Take a look at the tech industry, for example. A CNET study states that Women make up just thirty percent of the workers in that sector, yet they also hold about twenty-three percent of the leadership positions in companies like Microsoft. That might not be exact parity, but that's incredibly close. Can you imagine numbers like that fifty years ago, or even twenty years ago? Women have made incredible strides forward in fields that they might not have been able to penetrate only a few decades ago, and for that they should be applauded.
It's dangerous to look at raw numbers and make assumptions about representation. If you go down that rabbit hole, you'll have to start making sure that every corporate board in American has an even number of people specifically so that raw number parity can be reached. That's not only an overreach, but a laughable goal.
Diversity Makes Business Better
If diversity is beneficial, it should hold that diversity at the board level is even better. When women are given a voice in leadership, they're better able to parlay those valuable insights found at the ground level into company-wide initiatives. Creating a more diverse board gives more room for thought, more impetus for innovation, and a better connection to the people who work in the business. Diversity is an incredible benefit for the any business that chooses to embrace the concept.
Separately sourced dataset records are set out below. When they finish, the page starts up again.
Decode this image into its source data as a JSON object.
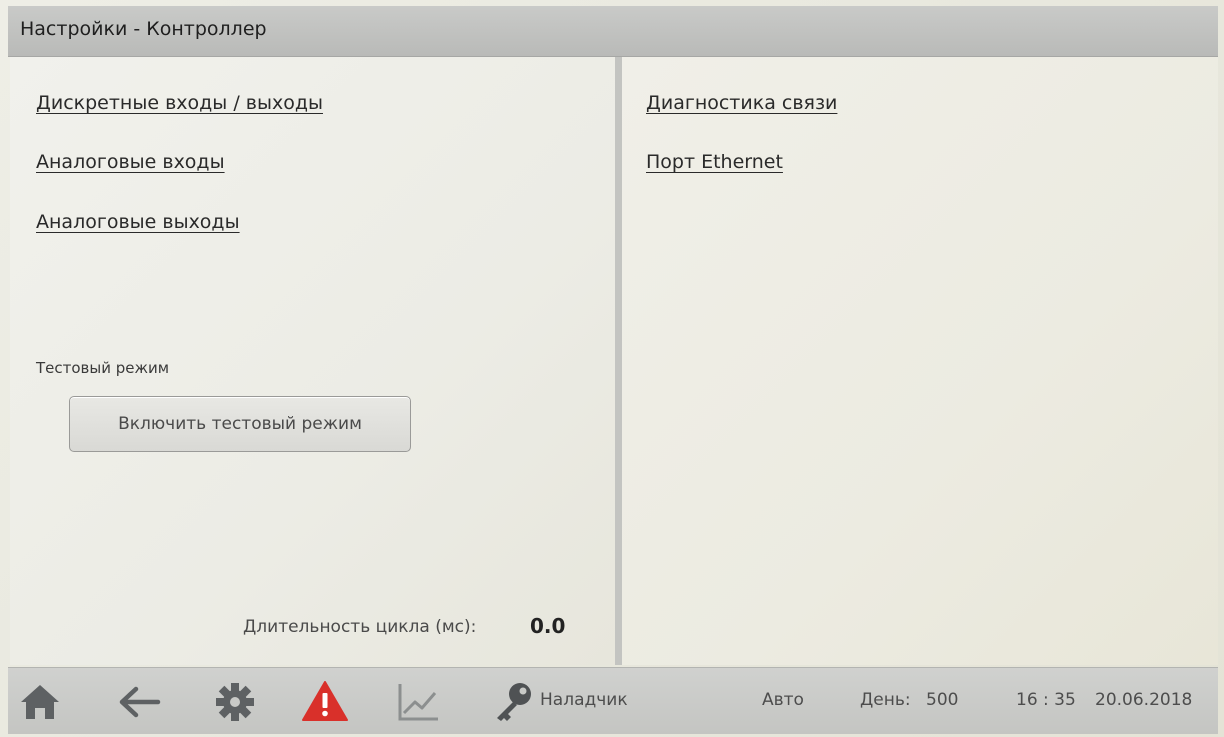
{
  "window": {
    "title": "Настройки - Контроллер"
  },
  "left_panel": {
    "links": [
      {
        "label": "Дискретные входы / выходы"
      },
      {
        "label": "Аналоговые входы"
      },
      {
        "label": "Аналоговые выходы"
      }
    ],
    "test_mode": {
      "section_label": "Тестовый режим",
      "button_label": "Включить тестовый режим"
    },
    "cycle": {
      "label": "Длительность цикла (мс):",
      "value": "0.0"
    }
  },
  "right_panel": {
    "links": [
      {
        "label": "Диагностика связи"
      },
      {
        "label": "Порт Ethernet"
      }
    ]
  },
  "bottom_bar": {
    "icons": [
      "home-icon",
      "back-arrow-icon",
      "gear-icon",
      "warning-icon",
      "chart-icon",
      "key-icon"
    ],
    "user_role": "Наладчик",
    "mode": "Авто",
    "day_label": "День:",
    "day_value": "500",
    "time": "16 : 35",
    "date": "20.06.2018"
  },
  "colors": {
    "warning": "#d9302a",
    "icon_gray": "#5e6163",
    "chart_icon": "#8c8f8f"
  }
}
It should also hold that if diversity is good for individual businesses, it's good for the economy as a whole. The things that drive innovation for one company should be able to drive innovation across the board. While there is certainly nothing that says innovation cannot come from a gender-imbalanced board, the numbers don't lie when it comes to the improvement brought by a more diverse place of work.
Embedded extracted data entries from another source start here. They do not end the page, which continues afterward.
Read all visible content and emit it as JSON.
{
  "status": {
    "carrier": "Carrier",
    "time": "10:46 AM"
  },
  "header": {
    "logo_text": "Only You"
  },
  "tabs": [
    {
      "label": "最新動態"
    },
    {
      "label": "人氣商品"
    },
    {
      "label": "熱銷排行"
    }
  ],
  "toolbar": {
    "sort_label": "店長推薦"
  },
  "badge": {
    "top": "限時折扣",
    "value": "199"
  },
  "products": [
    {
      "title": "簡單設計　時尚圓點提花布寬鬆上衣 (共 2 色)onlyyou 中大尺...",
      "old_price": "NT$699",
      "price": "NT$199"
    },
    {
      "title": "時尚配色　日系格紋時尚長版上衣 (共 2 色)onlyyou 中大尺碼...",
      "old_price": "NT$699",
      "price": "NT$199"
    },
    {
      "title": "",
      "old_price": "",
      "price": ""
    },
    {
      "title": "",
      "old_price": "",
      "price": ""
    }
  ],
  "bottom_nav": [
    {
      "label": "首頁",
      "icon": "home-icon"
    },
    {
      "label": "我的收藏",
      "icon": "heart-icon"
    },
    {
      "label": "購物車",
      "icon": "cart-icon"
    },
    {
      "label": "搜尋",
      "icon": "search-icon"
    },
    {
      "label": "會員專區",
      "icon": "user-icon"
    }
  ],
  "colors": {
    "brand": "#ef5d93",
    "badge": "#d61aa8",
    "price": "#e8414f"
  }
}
There's also the uncomfortable fact that sometimes diversity leads to less engagement according to Harvard's Robert Putnam;. Is this a good thing? Even the researcher behind that study would so that it is not. It is, however something that should be studied when one is considering forcing a higher level of diversity via quotas on a business' leaders. If diversity can hurt as well as help, it should be obvious that forcing it is not always the solution.
Finally, that natural and forced diversity are not the same thing. Putting more women on a board to promote diversity may provide a solution with good optics, but it doesn't do anything to make the company more accepting or to improve the diversity of those in the lower ranks. Forced diversity is always about perception, and the benefits of diversity that were listed above simply won't be gained in that kind of situation.
Quotas are Inherently Helpful
How do we know that quotas are inherently helpful? It's easy - all we have to do is look at the sectors where quotas are already in place. Look at higher education, for example - not only are quotas in place, but they've been defended time and again as a necessity. Today's world sees more women and more people of color in universities than ever before, and that's something that's largely due to the quota system. Likewise, government positions are less overwhelmingly white and male than they have been in the past, and that's largely due to a government that embraces diversity and puts systems into place to make sure that the workplace remains diverse.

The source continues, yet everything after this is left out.